In non molto tempo le nostre società sono diventate multietniche, le nostre diplomazie multilaterali, il nostro universo multiverso. Il multiplo o il molteplice o la moltitudine sembrano esser diventate le caratteristiche del nostro modo di essere e divedere Dio, uomo e mondo (secondo la cara vecchia triade della, addirittura, metafisica di una volta).
La molteplicità di cose e idee è così forte che presto si è trasformata anche in una visione politica che ha preso il nome di multiculturalismo. Che cos’è? È l’idea o convincimento che alla moltitudine di genti, etnie e popoli corrispondano una molteplicità di culture e che le culture siano diverse le une dalle altre, senza che sia possibile decretare la superiorità di una sulle altre.
Il multiculturalismo ritiene che possiamo avere un quadro intero dell’umanità solo mettendo una accanto all’altra le genti e le culture, come in una bella fotografia di Benetton in cui vi sono maschi e femmine di tutti i colori o come nell’arco dell’arcobaleno che spunta con il sole tra cielo e terra dopo la pioggia.
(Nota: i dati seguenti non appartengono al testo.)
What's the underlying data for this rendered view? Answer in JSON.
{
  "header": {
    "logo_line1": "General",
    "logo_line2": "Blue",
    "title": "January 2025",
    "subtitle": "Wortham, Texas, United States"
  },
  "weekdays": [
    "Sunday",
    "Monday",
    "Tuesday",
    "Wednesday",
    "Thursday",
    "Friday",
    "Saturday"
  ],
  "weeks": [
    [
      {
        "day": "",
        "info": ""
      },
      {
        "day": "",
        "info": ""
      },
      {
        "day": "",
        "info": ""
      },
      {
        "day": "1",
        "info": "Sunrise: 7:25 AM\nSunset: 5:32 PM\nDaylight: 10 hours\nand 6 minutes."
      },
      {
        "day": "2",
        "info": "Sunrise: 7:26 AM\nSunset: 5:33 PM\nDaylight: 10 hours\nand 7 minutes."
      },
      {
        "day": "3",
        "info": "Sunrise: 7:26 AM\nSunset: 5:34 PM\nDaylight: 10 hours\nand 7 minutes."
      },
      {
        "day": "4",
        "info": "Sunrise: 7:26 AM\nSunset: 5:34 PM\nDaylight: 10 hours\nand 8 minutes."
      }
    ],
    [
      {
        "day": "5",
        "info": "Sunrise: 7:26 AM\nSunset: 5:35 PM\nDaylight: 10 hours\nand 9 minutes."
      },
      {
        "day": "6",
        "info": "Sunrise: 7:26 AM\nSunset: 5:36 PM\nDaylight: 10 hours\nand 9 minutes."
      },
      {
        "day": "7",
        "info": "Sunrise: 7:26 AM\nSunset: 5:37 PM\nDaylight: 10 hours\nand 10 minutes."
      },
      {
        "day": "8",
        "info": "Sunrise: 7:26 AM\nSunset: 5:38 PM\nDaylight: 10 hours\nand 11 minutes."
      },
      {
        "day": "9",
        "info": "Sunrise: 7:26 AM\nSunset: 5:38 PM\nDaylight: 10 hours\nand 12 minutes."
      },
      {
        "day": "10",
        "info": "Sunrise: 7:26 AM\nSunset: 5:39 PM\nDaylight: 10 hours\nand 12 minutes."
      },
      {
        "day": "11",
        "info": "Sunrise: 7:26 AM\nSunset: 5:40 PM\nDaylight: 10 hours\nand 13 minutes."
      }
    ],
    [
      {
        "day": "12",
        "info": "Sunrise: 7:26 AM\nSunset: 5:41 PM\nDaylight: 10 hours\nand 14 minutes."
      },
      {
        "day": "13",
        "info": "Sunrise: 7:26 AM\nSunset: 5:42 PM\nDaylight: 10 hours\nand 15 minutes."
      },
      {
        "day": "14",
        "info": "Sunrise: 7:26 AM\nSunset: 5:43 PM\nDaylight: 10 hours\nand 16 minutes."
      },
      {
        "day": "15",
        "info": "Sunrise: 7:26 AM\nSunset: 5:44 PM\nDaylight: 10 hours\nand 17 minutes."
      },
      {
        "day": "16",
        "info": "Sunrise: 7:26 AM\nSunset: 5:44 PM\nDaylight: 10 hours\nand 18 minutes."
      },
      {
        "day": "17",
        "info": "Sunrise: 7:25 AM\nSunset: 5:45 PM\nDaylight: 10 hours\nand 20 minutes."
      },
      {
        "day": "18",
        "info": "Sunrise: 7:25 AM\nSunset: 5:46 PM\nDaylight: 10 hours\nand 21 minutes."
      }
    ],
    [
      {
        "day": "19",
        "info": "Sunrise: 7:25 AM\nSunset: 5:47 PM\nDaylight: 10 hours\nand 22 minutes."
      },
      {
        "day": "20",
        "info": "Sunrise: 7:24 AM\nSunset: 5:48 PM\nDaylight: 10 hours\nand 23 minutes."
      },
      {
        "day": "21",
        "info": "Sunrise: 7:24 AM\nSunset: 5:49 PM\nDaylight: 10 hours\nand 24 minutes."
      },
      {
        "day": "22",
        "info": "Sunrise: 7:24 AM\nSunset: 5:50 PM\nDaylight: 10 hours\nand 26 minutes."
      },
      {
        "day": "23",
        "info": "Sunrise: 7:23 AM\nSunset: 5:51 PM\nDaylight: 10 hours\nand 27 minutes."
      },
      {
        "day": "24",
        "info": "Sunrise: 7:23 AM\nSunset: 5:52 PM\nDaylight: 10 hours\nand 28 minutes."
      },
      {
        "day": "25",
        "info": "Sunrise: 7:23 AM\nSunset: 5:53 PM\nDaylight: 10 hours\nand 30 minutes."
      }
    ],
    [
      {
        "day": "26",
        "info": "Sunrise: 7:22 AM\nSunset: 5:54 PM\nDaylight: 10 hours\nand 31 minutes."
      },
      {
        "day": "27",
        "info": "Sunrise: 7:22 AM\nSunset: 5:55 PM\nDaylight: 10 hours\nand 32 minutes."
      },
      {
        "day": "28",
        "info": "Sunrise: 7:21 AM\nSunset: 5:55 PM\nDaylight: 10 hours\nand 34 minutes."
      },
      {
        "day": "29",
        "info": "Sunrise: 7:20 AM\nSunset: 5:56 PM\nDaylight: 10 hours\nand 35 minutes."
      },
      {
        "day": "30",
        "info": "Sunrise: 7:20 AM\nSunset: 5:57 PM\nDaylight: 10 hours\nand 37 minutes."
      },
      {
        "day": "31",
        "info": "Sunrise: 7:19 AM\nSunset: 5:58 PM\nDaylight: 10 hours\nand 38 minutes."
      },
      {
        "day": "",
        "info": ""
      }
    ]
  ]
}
Ma siamo davvero così sicuri che l’umanità sia data dalla somma che fa il totale? Non è possibile, invece, che in ogni cultura e in ogni singolarità – sia essa bianca o nera, gialla o rossa o sia come sia – abiti l’umanità? Il multiculturalismo è la banale constatazione della multietnicità.
Se viene trasformato in una teoria o in un programma politico – come accade non di rado – si sbaglia in modo grossolano proprio perché non si intendono le culture che vengono trasformate in birilli da mettere uno di fianco all’altro.
Il relativismo culturale, parente del multiculturalismo, è cosa seria che ci mostra una parte di verità – la relatività delle cose umane, troppo umane – ma non va tralasciato il piccolo particolare che esso stesso, il relativismo, è figlio di una cultura e non può ambire a valere per tutti senza essere colto con le mani nel-la marmellata: la evidente contraddizione di un inservibile relativismo assoluto.
Come se ne esce? Prendendo atto che le culture, proprio perché non sono birilli o tessere di un puzzle con cui si costruisce il mosaico dell’umanità, sono già universali e proprio per questo motivo cozzano tra loro giacché il bene, diceva il vecchio Hegel, cozza con il bene.
Per governare le moltitudini delle nostre società serve una teoria vera: il pluralismo. Rispettando le diverse culture, il pluralismo ha come riferimento la cultura della libertà che è l’unica – superiore o no che sia –che consente a genti diverse di convivere sen-za scannarsi.